Tsuneko Taniuchi, Micro-événement n° 14 / Future épouse aime faire la peinture, pour Art & Vitrine, Rougier & Plé, Paris, 2002, Photo Tiina Ketara, © ADAGP, Paris
Tsuneko Taniuchi, Micro-événement /Anniversaire de mariages, performance, pour Rendez-vous du forum, Session 2, Centre Pompidou, Paris, 2010, Photo Maria Tomé, © ADAGP, Paris
Le stéréotype de « la mariée », symbole d’attentes traditionnelles, occupe une place centrale dans sa pratique : au cours de micro-événements réalisés en France et à l’étranger, l’artiste détourne cette figure pour subvertir l’institution du mariage. En organisant des unions fictives dans divers lieux et en épousant simultanément une, deux voire trois personnes de tout sexe et de toute identité de genre, elle transforme cet acte en une réflexion critique sur les normes de l’engagement, de l’amour et des structures sociales. Avec ce projet commencé en 2003, dix ans avant l’adoption de la loi autorisant le mariage entre personnes de même sexe en France, Tsuneko Taniuchi a célébré près de quatre cents mariages dans le champ de l’art, créant ainsi un espace d’expérimentation où art et engagement se confondent pour forger des expériences intimes avec son public.
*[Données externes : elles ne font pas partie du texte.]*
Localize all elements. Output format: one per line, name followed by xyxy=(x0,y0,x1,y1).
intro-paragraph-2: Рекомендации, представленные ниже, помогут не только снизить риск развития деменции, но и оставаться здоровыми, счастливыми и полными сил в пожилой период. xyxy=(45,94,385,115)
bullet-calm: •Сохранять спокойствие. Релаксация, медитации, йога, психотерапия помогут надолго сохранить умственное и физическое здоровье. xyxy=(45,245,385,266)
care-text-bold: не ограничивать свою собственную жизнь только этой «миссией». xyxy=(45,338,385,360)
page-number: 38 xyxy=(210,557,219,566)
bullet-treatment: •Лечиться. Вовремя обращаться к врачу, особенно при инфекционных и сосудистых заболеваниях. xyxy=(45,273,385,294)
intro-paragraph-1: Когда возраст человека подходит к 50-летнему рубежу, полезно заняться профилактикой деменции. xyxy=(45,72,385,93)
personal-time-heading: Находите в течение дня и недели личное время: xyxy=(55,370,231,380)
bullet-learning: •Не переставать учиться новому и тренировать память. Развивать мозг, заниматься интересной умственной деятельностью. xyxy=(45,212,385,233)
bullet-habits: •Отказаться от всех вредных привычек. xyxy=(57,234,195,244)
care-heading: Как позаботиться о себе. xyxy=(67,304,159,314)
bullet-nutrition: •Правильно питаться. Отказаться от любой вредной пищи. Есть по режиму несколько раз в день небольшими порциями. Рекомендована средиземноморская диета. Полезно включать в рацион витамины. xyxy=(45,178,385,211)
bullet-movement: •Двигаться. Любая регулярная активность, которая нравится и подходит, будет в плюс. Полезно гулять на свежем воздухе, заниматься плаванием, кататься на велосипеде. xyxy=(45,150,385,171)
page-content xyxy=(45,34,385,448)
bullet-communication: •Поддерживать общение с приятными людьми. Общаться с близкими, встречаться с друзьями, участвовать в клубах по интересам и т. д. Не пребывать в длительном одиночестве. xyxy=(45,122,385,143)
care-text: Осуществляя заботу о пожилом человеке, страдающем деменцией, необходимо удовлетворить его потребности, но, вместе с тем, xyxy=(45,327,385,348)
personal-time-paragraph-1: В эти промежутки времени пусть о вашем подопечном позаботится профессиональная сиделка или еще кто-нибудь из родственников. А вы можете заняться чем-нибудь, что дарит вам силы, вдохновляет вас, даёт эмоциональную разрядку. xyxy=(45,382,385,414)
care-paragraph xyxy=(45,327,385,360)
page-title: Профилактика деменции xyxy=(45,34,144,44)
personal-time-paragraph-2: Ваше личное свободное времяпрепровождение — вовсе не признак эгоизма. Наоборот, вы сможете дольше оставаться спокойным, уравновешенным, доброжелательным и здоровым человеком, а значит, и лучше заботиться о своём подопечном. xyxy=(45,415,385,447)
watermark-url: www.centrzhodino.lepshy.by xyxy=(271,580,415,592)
Tsuneko Taniuchi, Micro-évenement n°36, Ice vitrine, © ADAGP, Paris 2013 – Elin Lundgren
Tsuneko Taniuchi, Micro-événement n° 25 /Public communication bar / VIP Cocktails, performance, pour Occupation #1, MAC/VAL, Vitry, 2004, Photo Laurent Vicari, © ADAGP, Paris
Pour l’artiste, créer du lien n’est pas juste un thème : c’est le moteur de sa démarche. Par ses micro-événements – de simples gestes chargés de sens –, Tsuneko Taniuchi abolit les barrières culturelles et ouvre un espace de dialogue. Ces interventions font de l’art un langage commun qui rapproche identités et traditions, tout en créant une proximité réelle avec le public. Agissant comme médiatrice, elle se pose en trait d’union entre les personnes, favorisant les rencontres et les échanges. Par le biais d’expériences collectives, ses micro-événements invitent à voir le multiculturalisme comme une richesse plutôt qu’un défi : chaque différence devient une opportunité de dialogue et de création. En brouillant les frontières entre vie et art, elle propose une vision optimiste du vivre-ensemble, où chaque interaction renforce notre manière d’être ensemble et de faire société.
Rose Bideaux
Tsuneko Taniuchi, née en 1946 à Hyogô, vit et travaille à Paris depuis 1987. En 1995, elle développe les « Micro-événements », un concept qui redéfinit les relations entre l’artiste, l’œuvre et le public. Ces dispositifs participatifs sollicitent l’engagement individuel, brouillant les frontières entre art et réalité tout en interrogeant les normes sociales et identitaires. En créant des expériences intimes, elle détourne les codes pour bousculer les traditions et questionner la multiplicité des identités. Son œuvre, exposée à l’international, a également marqué des manifestations majeures telles que La Force de l’art (Grand Palais, Paris, 2006 et 2009) ou la Biennale de Liverpool (2004).